Okazuje się, że w scenariuszu filmu Rogue One: A Star Wars Story nie było finałowej sceny Dartha Vadera w korytarzu, gdzie zabijał rebelianckich żołnierzy. John Gilroy, montażysta superprodukcji, wyjawia, że dodali ją podczas dokrętek.
- Między innymi dodaliśmy coś fantastycznego w postaci sceny akcji Vadera, gdzie wchodzi na statek i walczy z rebelianckimi żołnierzami. Wymyśliliśmy to podczas późniejszego etapu prac.
Gilroy zdradza, że fizyczne przekazanie planów księżniczce Lei było od początku w scenariuszu i to była podstawa struktury zakończenia filmu. Przyznaje, że pokazanie sceny akcji Vadera jest czymś, co fani chcieli zobaczyć, dlatego dali im to. Dartha Vadera w tej scenie akcji grał Daniel Naprous. W pozostałych scenach w tę rolę wcielał się Spencer Wilding. James Earl Jones oczywiście ponownie był jego głosem.
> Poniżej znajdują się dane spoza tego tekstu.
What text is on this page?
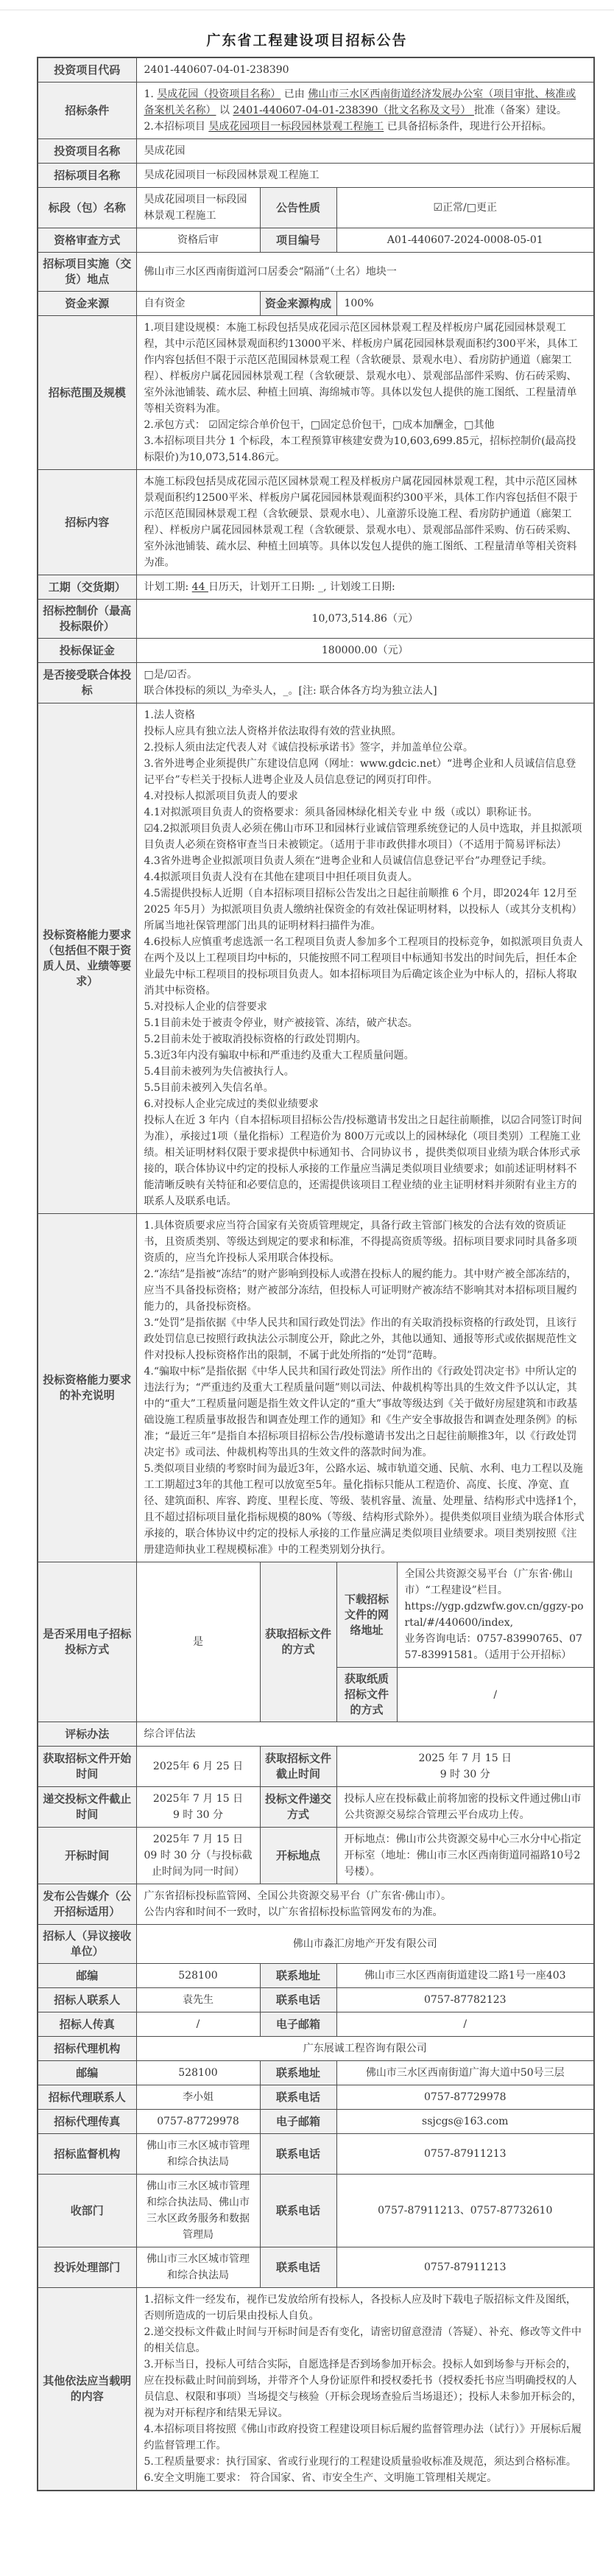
广东省工程建设项目招标公告
投资项目代码	2401-440607-04-01-238390			
招标条件	1. 昊成花园（投资项目名称） 已由 佛山市三水区西南街道经济发展办公室（项目审批、核准或备案机关名称） 以 2401-440607-04-01-238390（批文名称及文号） 批准（备案）建设。

2.本招标项目 昊成花园项目一标段园林景观工程施工 已具备招标条件，现进行公开招标。			

投资项目名称	昊成花园			
招标项目名称	昊成花园项目一标段园林景观工程施工			
标段（包）名称	昊成花园项目一标段园林景观工程施工	公告性质	☑正常/□更正	
资格审查方式	资格后审	项目编号	A01-440607-2024-0008-05-01	
招标项目实施（交货）地点	佛山市三水区西南街道河口居委会“隔涌”（土名）地块一			
资金来源	自有资金	资金来源构成	100%	
招标范围及规模	1.项目建设规模：本施工标段包括昊成花园示范区园林景观工程及样板房户属花园园林景观工程，其中示范区园林景观面积约13000平米、样板房户属花园园林景观面积约300平米，具体工作内容包括但不限于示范区范围园林景观工程（含软硬景、景观水电）、看房防护通道（廊架工程）、样板房户属花园园林景观工程（含软硬景、景观水电）、景观部品部件采购、仿石砖采购、室外泳池铺装、疏水层、种植土回填、海绵城市等。具体以发包人提供的施工图纸、工程量清单等相关资料为准。

2.承包方式： ☑固定综合单价包干，□固定总价包干，□成本加酬金，□其他

3.本招标项目共分 1 个标段，本工程预算审核建安费为10,603,699.85元，招标控制价(最高投标限价)为10,073,514.86元。			

招标内容	本施工标段包括昊成花园示范区园林景观工程及样板房户属花园园林景观工程，其中示范区园林景观面积约12500平米、样板房户属花园园林景观面积约300平米，具体工作内容包括但不限于示范区范围园林景观工程（含软硬景、景观水电）、儿童游乐设施工程、看房防护通道（廊架工程）、样板房户属花园园林景观工程（含软硬景、景观水电）、景观部品部件采购、仿石砖采购、室外泳池铺装、疏水层、种植土回填等。具体以发包人提供的施工图纸、工程量清单等相关资料为准。			
工期（交货期）	计划工期: 44 日历天，计划开工日期: _, 计划竣工日期:			

招标控制价（最高投标限价）	10,073,514.86（元）			
投标保证金	180000.00（元）			
是否接受联合体投标	□是/☑否。

联合体投标的须以_为牵头人，_。[注: 联合体各方均为独立法人]			

投标资格能力要求（包括但不限于资质人员、业绩等要求）	

1.法人资格

投标人应具有独立法人资格并依法取得有效的营业执照。

2.投标人须由法定代表人对《诚信投标承诺书》签字，并加盖单位公章。

3.省外进粤企业须提供广东建设信息网（网址：www.gdcic.net）“进粤企业和人员诚信信息登记平台”专栏关于投标人进粤企业及人员信息登记的网页打印件。

4.对投标人拟派项目负责人的要求

4.1对拟派项目负责人的资格要求：须具备园林绿化相关专业 中 级（或以）职称证书。

☑4.2拟派项目负责人必须在佛山市环卫和园林行业诚信管理系统登记的人员中选取，并且拟派项目负责人必须在资格审查当日未被锁定。（适用于非市政供排水项目）（不适用于简易评标法）

4.3省外进粤企业拟派项目负责人须在“进粤企业和人员诚信信息登记平台”办理登记手续。

4.4拟派项目负责人没有在其他在建项目中担任项目负责人。

4.5需提供投标人近期（自本招标项目招标公告发出之日起往前顺推 6 个月，即2024年 12月至 2025 年5月）为拟派项目负责人缴纳社保资金的有效社保证明材料，以投标人（或其分支机构）所属当地社保管理部门出具的证明材料扫描件为准。

4.6投标人应慎重考虑选派一名工程项目负责人参加多个工程项目的投标竞争，如拟派项目负责人在两个及以上工程项目均中标的，只能按照不同工程项目中标通知书发出的时间先后，担任本企业最先中标工程项目的投标项目负责人。如本招标项目为后确定该企业为中标人的，招标人将取消其中标资格。

5.对投标人企业的信誉要求

5.1目前未处于被责令停业，财产被接管、冻结，破产状态。

5.2目前未处于被取消投标资格的行政处罚期内。

5.3近3年内没有骗取中标和严重违约及重大工程质量问题。

5.4目前未被列为失信被执行人。

5.5目前未被列入失信名单。

6.对投标人企业完成过的类似业绩要求

投标人在近 3 年内（自本招标项目招标公告/投标邀请书发出之日起往前顺推，以☑合同签订时间为准），承接过1项（量化指标）工程造价为 800万元或以上的园林绿化（项目类别）工程施工业绩。相关证明材料仅限于要求提供中标通知书、合同协议书 ，提供类似项目业绩为联合体形式承接的，联合体协议中约定的投标人承接的工作量应当满足类似项目业绩要求；如前述证明材料不能清晰反映有关特征和必要信息的，还需提供该项目工程业绩的业主证明材料并须附有业主方的联系人及联系电话。

投标资格能力要求的补充说明	1.具体资质要求应当符合国家有关资质管理规定，具备行政主管部门核发的合法有效的资质证书，且资质类别、等级达到规定的要求和标准，不得提高资质等级。招标项目要求同时具备多项资质的，应当允许投标人采用联合体投标。

2.“冻结”是指被“冻结”的财产影响到投标人或潜在投标人的履约能力。其中财产被全部冻结的，应当不具备投标资格；财产被部分冻结，但投标人可证明财产被冻结不影响其对本招标项目履约能力的，具备投标资格。

3.“处罚”是指依据《中华人民共和国行政处罚法》作出的有关取消投标资格的行政处罚，且该行政处罚信息已按照行政执法公示制度公开，除此之外，其他以通知、通报等形式或依据规范性文件对投标人投标资格作出的限制，不属于此处所指的“处罚”范畴。

4.“骗取中标”是指依据《中华人民共和国行政处罚法》所作出的《行政处罚决定书》中所认定的违法行为；“严重违约及重大工程质量问题”则以司法、仲裁机构等出具的生效文件予以认定，其中的“重大”工程质量问题是指生效文件认定的“重大”事故等级达到《关于做好房屋建筑和市政基础设施工程质量事故报告和调查处理工作的通知》和《生产安全事故报告和调查处理条例》的标准；“最近三年”是指自本招标项目招标公告/投标邀请书发出之日起往前顺推3年，以《行政处罚决定书》或司法、仲裁机构等出具的生效文件的落款时间为准。

5.类似项目业绩的考察时间为最近3年，公路水运、城市轨道交通、民航、水利、电力工程以及施工工期超过3年的其他工程可以放宽至5年。量化指标只能从工程造价、高度、长度、净宽、直径、建筑面积、库容、跨度、里程长度、等级、装机容量、流量、处理量、结构形式中选择1个，且不超过招标项目量化指标规模的80%（等级、结构形式除外）。提供类似项目业绩为联合体形式承接的，联合体协议中约定的投标人承接的工作量应满足类似项目业绩要求。项目类别按照《注册建造师执业工程规模标准》中的工程类别划分执行。			

是否采用电子招标投标方式	是	获取招标文件的方式	下载招标文件的网络地址	全国公共资源交易平台（广东省·佛山市）“工程建设”栏目。

https://ygp.gdzwfw.gov.cn/ggzy-portal/#/440600/index,

业务咨询电话：0757-83990765、0757-83991581。（适用于公开招标）

			获取纸质招标文件的方式	/
评标办法	综合评估法			
获取招标文件开始时间	2025年 6 月 25 日	获取招标文件截止时间	2025 年 7 月 15 日

9 时 30 分	

递交投标文件截止时间	2025年 7 月 15 日

9 时 30 分	投标文件递交方式	投标人应在投标截止前将加密的投标文件通过佛山市公共资源交易综合管理云平台成功上传。	
开标时间	2025年 7 月 15 日

09 时 30 分（与投标截止时间为同一时间）	开标地点	开标地点：佛山市公共资源交易中心三水分中心指定开标室（地址：佛山市三水区西南街道同福路10号2号楼）。	
发布公告媒介（公开招标适用）	广东省招标投标监管网、全国公共资源交易平台（广东省·佛山市）。

公告内容和时间不一致时，以广东省招标投标监管网发布的为准。			

招标人（异议接收单位）	佛山市淼汇房地产开发有限公司			
邮编	528100	联系地址	佛山市三水区西南街道建设二路1号一座403	
招标人联系人	袁先生	联系电话	0757-87782123	
招标人传真	/	电子邮箱	/	
招标代理机构	广东展诚工程咨询有限公司			
邮编	528100	联系地址	佛山市三水区西南街道广海大道中50号三层	
招标代理联系人	李小姐	联系电话	0757-87729978	
招标代理传真	0757-87729978	电子邮箱	ssjcgs@163.com	
招标监督机构	佛山市三水区城市管理和综合执法局	联系电话	0757-87911213	
收部门	佛山市三水区城市管理和综合执法局、佛山市三水区政务服务和数据管理局	联系电话	0757-87911213、0757-87732610	
投诉处理部门	佛山市三水区城市管理和综合执法局	联系电话	0757-87911213	
其他依法应当载明的内容	

1.招标文件一经发布，视作已发放给所有投标人，各投标人应及时下载电子版招标文件及图纸，否则所造成的一切后果由投标人自负。

2.递交投标文件截止时间与开标时间是否有变化，请密切留意澄清（答疑）、补充、修改等文件中的相关信息。

3.开标当日，投标人可结合实际，自愿选择是否到场参加开标会。投标人如到场参与开标会的，应在投标截止时间前到场，并带齐个人身份证原件和授权委托书（授权委托书应当明确授权的人员信息、权限和事项）当场提交与核验（开标会现场查验后当场退还）；投标人未参加开标会的，视为对开标程序和结果无异议。

4.本招标项目将按照《佛山市政府投资工程建设项目标后履约监督管理办法（试行）》开展标后履约监督管理工作。

5.工程质量要求：执行国家、省或行业现行的工程建设质量验收标准及规范，须达到合格标准。

6.安全文明施工要求： 符合国家、省、市安全生产、文明施工管理相关规定。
Czytaj także: Oficjalne stanowisko Lucasfilmu w sprawie przyszłości Lei
Wyjawia również, że ujęcia zamku Vadera na planecie Mustafar także zostały dodane w dokrętkach. Specjalnie na ekranie nie ma podpisu, gdzie to miejsce się znajduje (przy innych lokacjach zawsze było), bo chcieli zaskoczyć fanów i widzów, by ci zastanawiali się, czy to może być Mustafar, czyli planeta, gdzie Anakin Skywalker walczył z Obi-Wanem.
Film nadal jest wyświetlany na ekranach kin.